Court Opinion

ID: 1314134
Source: CourtListenerOpinion
Date Created: 2013-10-30 05:26:34.04135+00
Date Added: 2024-06-11T12:11:39.429138
License: Public Domain

708 N.W.2d 378 (2006)
474 Mich. 1017
VILLAGE OF LINCOLN, Plaintiff-Appellee,
v.
VIKING ENERGY OF LINCOLN, INC., Defendant-Appellant.
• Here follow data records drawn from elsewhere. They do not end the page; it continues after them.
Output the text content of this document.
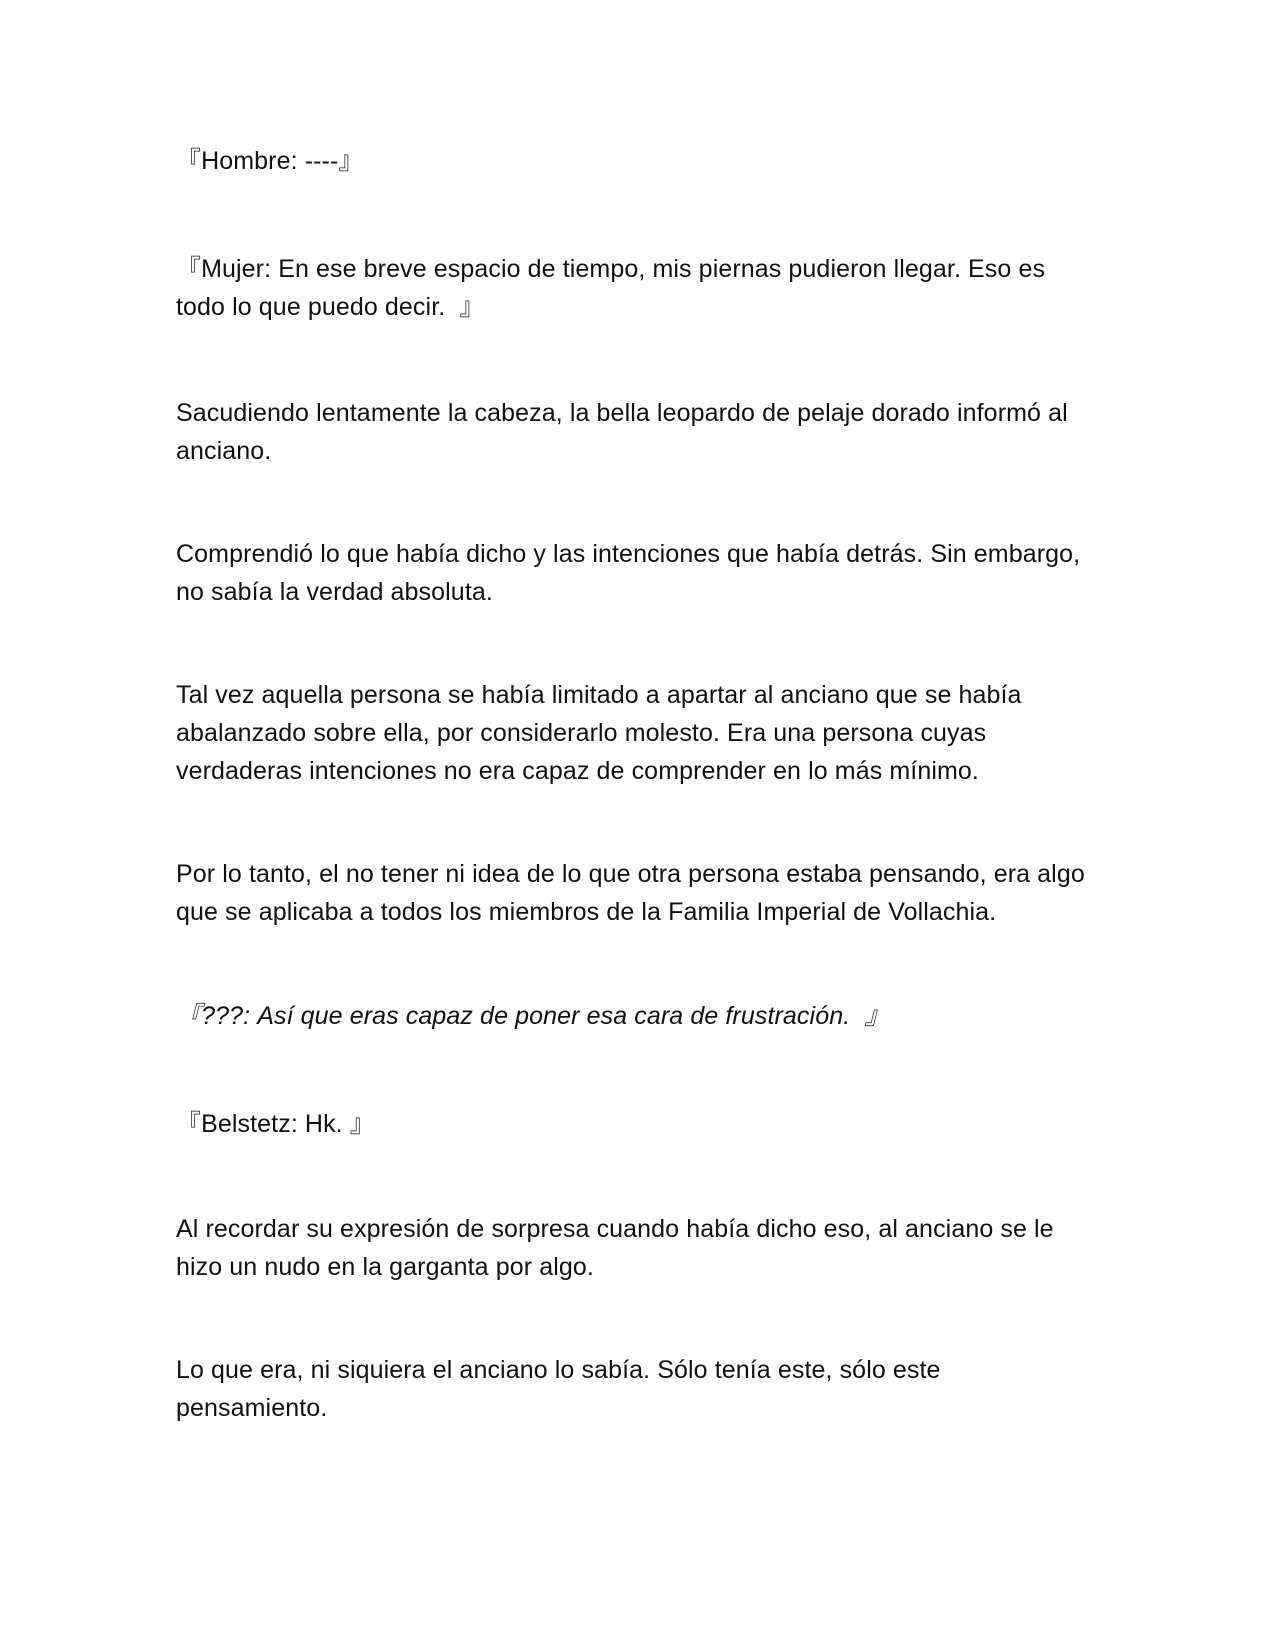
『Hombre: ----』

『Mujer: En ese breve espacio de tiempo, mis piernas pudieron llegar. Eso es todo lo que puedo decir.  』

Sacudiendo lentamente la cabeza, la bella leopardo de pelaje dorado informó al anciano.

Comprendió lo que había dicho y las intenciones que había detrás. Sin embargo, no sabía la verdad absoluta.

Tal vez aquella persona se había limitado a apartar al anciano que se había abalanzado sobre ella, por considerarlo molesto. Era una persona cuyas verdaderas intenciones no era capaz de comprender en lo más mínimo.

Por lo tanto, el no tener ni idea de lo que otra persona estaba pensando, era algo que se aplicaba a todos los miembros de la Familia Imperial de Vollachia.

『???: Así que eras capaz de poner esa cara de frustración.  』

『Belstetz: Hk. 』

Al recordar su expresión de sorpresa cuando había dicho eso, al anciano se le hizo un nudo en la garganta por algo.

Lo que era, ni siquiera el anciano lo sabía. Sólo tenía este, sólo este pensamiento.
Docket No. 127144, COA No. 246319.
Supreme Court of Michigan.
January 27, 2006.
On January 12, 2006, the Court heard oral argument on the application for leave to appeal the August 24, 2004 judgment of the Court of Appeals. On order of the Court, the application is again considered. In lieu of granting leave to appeal, we VACATE that portion of the judgment of the Court of Appeals that addressed the claim that the trial court erred in holding that public policy did not bar a challenge to plaintiff's enactment of the zoning ordinance. MCR 7.302(G)(1). Because the Court of Appeals affirmed the trial court's ruling that section 6 of zoning ordinance 96-2 was unconstitutional as applied to defendant under the circumstances, the ostensible public policy bar to the challenge was rendered moot, and the discussion of it by the Court of Appeals was dicta.
CORRIGAN, J., concurs and states as follows:
I concur in the Court's order to vacate the specified portion of the Court of Appeals judgment. I write separately to note that I question the Court of Appeals conclusion in Jackson v. Thompson-McCully Co., LLC, 239 Mich.App. 482, 493, 608 N.W.2d 531 (2000). In an appropriate case, this Court should squarely review the continuing validity of the so-called "public policy" doctrine. Even after the passage of many years, a challenge that alleges that a zoning ordinance was improperly enacted may yet proceed. See, e.g., Castle Investment Co. v. Detroit, 471 Mich. 904, 688 N.W.2d 77 (2004) (barring the enforcement of provisions of an improperly enacted 1976 ordinance that the plaintiff did not specifically challenge until 1998). For this reason, I concur in vacating the Court of Appeals reliance on a "public policy" ground described in Jackson.
MICHAEL F. CAVANAGH, WEAVER, and MARILYN J. KELLY, JJ., would deny leave to appeal.